Saturday, November 06, 2010

Similarity

It’s like this. Let me make use of an analogy. Metaphor and simile allow for comparison without contrast.


Human communication depends upon the comprehension of meaning. And, the ability to understand is a combination of the senses, the brain, and experience. So much of reasoning relies on analogy. “What is she like?” “She’s a tower of ivory; or a day at the beach.” “Warm as a handshake; yet cold as a sunflower.”


The answers to the question have meaning only to the extent that there are connotations in the analogies that can be applied to the character of a woman. Is there any similarity at all, or anti-similarity, as with one of Shakespeare’s sonnets?


Communication occurs when the sender and receiver speak the same language – in which the message, even if novel, can be understood. There must be a pre-existent capacity for receiver to comprehend what was sent. And, this capacity must also include the ability to learn – to receive progressive more complicated and elaborate messages. In other words, for communication to occur there must be similarity (if not identity).

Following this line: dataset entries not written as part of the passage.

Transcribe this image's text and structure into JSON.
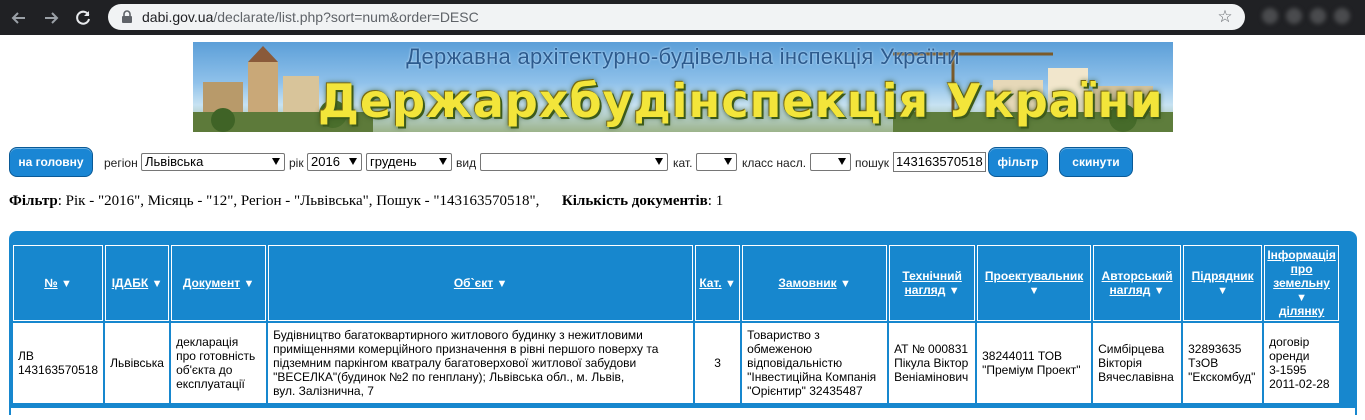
{
  "browser": {
    "url_host": "dabi.gov.ua",
    "url_path": "/declarate/list.php?sort=num&order=DESC"
  },
  "banner": {
    "subtitle": "Державна архітектурно-будівельна інспекція України",
    "title": "Держархбудінспекція України"
  },
  "filters": {
    "home_label": "на головну",
    "region_label": "регіон",
    "region_value": "Львівська",
    "year_label": "рік",
    "year_value": "2016",
    "month_value": "грудень",
    "kind_label": "вид",
    "kind_value": "",
    "cat_label": "кат.",
    "cat_value": "",
    "class_label": "класс насл.",
    "class_value": "",
    "search_label": "пошук",
    "search_value": "143163570518",
    "filter_button": "фільтр",
    "reset_button": "скинути"
  },
  "summary": {
    "filter_label": "Фільтр",
    "filter_text": ": Рік - \"2016\", Місяць - \"12\", Регіон - \"Львівська\", Пошук - \"143163570518\",",
    "count_label": "Кількість документів",
    "count_text": ": 1"
  },
  "table": {
    "headers": {
      "num": "№",
      "idabk": "ІДАБК",
      "document": "Документ",
      "object": "Об`єкт",
      "cat": "Кат.",
      "customer": "Замовник",
      "tech_l1": "Технічний",
      "tech_l2": "нагляд",
      "designer": "Проектувальник",
      "author_l1": "Авторський",
      "author_l2": "нагляд",
      "contractor": "Підрядник",
      "land_l1": "Інформація",
      "land_l2": "про",
      "land_l3": "земельну",
      "land_l4": "ділянку"
    },
    "row": {
      "num_l1": "ЛВ",
      "num_l2": "143163570518",
      "idabk": "Львівська",
      "doc_l1": "декларація",
      "doc_l2": "про готовність",
      "doc_l3": "об'єкта до",
      "doc_l4": "експлуатації",
      "obj_l1": "Будівництво багатоквартирного житлового будинку з нежитловими",
      "obj_l2": "приміщеннями комерційного призначення в рівні першого поверху та",
      "obj_l3": "підземним паркінгом кватралу багатоверхової житлової забудови",
      "obj_l4": "\"ВЕСЕЛКА\"(будинок №2 по генплану); Львівська обл., м. Львів,",
      "obj_l5": "вул. Залізнична, 7",
      "cat": "3",
      "cust_l1": "Товариство з",
      "cust_l2": "обмеженою",
      "cust_l3": "відповідальністю",
      "cust_l4": "\"Інвестиційна Компанія",
      "cust_l5": "\"Орієнтир\" 32435487",
      "tech_l1": "АТ № 000831",
      "tech_l2": "Пікула Віктор",
      "tech_l3": "Веніамінович",
      "des_l1": "38244011 ТОВ",
      "des_l2": "\"Преміум Проект\"",
      "auth_l1": "Симбірцева",
      "auth_l2": "Вікторія",
      "auth_l3": "Вячеславівна",
      "contr_l1": "32893635",
      "contr_l2": "ТзОВ",
      "contr_l3": "\"Екскомбуд\"",
      "land_l1": "договір",
      "land_l2": "оренди",
      "land_l3": "3-1595",
      "land_l4": "2011-02-28"
    }
  },
  "colors": {
    "accent_blue": "#1787ce",
    "banner_title": "#f3e53a"
  }
}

So, what is the meaning of similarity, when we find it in Nature? We certainly understand that organisms inherit their form from their parents. And, the idea that an ecologic niche can be occupied by organisms of different lineages, which, nevertheless, develop similar structures – for example, dorsal fins on sharks and dolphins, and wings on insects, birds, bats, and flying squirrels.


But, such similarities can also be found in the inorganic realm. Of course, crystals are a manifestation of the molecular structure of particular solid elements and compounds. Such similarities in crystals of different sizes generally involve distinct symmetries: cubic, orthogonal, tetrahedral, hexagonal… In recent years, another kind of self-similarity has been identified, of which crystals are a subset: fractals. In Mandelbrodt’s formulation, fractals are mathematical constructs which appear to have the same structure at any scale over a wide range. In addition to a number of mathematical algorithms that produce fractals, a number of naturally occurring examples can be enumerated: clouds, earthquake occurrences, shorelines, gas-water contacts in natural gas reservoirs. The latter examples differ from crystals in that they do not possess inherent symmetries. Rather, while structures a various scales show similar variations in magnitude, they are not congruent when rescaled.


Fractals have a kind of scaling dimension that quantifies the variation similarity..


(11/26/2003)


The next few posts represent a first attempt to elaborate the connections between simile and metaphor in the arts and their analog in mathematics and science. (Actually, this effort is on the order of thirty years in the making, with a hypothetical increase in understanding coming with time.)